2017-2018: Katie Baillargeon. Apprentices Becoming Masters: Dissertation Boot Camps and Aiding Dissertation Writers
“Go write a book without any help” is how one graduate student in the humanities described her dissertation process and the tenor of the advice she’s received from her advisors. My research focuses on UCSB’s Dissertation Boot Camp, our most recent initiative to aid graduate student writing, and how writing faculty can both help these writers and shape the conversation at the university as a whole. I argue that these retreats are helpful for a specific population—doctoral students in the middle, liminal stage of their dissertation—and that boot camps are an excellent way to begin thinking and talking about the much-needed systemic shift in focus to graduate student writers. To that end, I tie some concepts from FYC (first year composition) to better understand the dissertation writing process and why the retreats are useful.

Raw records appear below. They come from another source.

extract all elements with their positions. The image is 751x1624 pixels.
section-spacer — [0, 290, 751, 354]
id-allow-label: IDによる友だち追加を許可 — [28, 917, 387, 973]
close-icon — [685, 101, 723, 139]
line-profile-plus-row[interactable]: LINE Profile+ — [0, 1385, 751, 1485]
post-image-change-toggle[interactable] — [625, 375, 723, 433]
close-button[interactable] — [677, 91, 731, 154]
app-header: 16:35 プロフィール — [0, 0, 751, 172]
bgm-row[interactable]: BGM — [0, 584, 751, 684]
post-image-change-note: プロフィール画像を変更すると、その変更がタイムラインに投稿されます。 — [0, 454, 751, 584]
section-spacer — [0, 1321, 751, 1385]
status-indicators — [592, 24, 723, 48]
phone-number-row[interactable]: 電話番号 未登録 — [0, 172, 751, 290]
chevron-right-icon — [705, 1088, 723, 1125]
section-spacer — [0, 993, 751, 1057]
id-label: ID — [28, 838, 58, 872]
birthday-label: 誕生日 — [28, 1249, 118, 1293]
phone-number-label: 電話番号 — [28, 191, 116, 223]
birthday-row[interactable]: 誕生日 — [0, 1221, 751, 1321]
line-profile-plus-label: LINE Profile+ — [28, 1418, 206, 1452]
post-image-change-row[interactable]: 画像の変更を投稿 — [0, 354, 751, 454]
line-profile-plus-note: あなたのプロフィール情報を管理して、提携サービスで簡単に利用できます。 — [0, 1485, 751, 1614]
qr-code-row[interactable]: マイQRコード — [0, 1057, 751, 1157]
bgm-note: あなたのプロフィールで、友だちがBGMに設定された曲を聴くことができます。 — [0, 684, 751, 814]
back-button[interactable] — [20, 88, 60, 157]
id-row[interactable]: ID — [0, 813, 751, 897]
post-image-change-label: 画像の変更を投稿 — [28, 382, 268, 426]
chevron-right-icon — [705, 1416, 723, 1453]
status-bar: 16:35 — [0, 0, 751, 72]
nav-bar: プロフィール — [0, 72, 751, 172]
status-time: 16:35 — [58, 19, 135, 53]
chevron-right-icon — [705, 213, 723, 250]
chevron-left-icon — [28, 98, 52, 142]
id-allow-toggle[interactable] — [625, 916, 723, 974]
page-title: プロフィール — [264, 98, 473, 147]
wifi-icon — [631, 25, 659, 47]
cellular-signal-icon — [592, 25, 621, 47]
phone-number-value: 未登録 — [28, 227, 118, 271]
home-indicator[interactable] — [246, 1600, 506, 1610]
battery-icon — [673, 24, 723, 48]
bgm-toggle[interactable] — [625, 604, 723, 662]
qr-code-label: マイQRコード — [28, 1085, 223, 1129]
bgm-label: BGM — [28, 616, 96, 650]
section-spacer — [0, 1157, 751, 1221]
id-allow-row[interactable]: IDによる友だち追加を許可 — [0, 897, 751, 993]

2016-2017: Christopher Dean. Teaching First-Year Composition
My goal is to do for the teaching of first-year composition what Jim Burke, author of The English Teacher's Companion, did for secondary school English Language Arts teaching. I want to blend sections of theoretical descriptions with narratives of classroom practice, and I want to also share the teaching materials I have amassed over 20+ years of teaching first-year composition courses across four disparate institutions.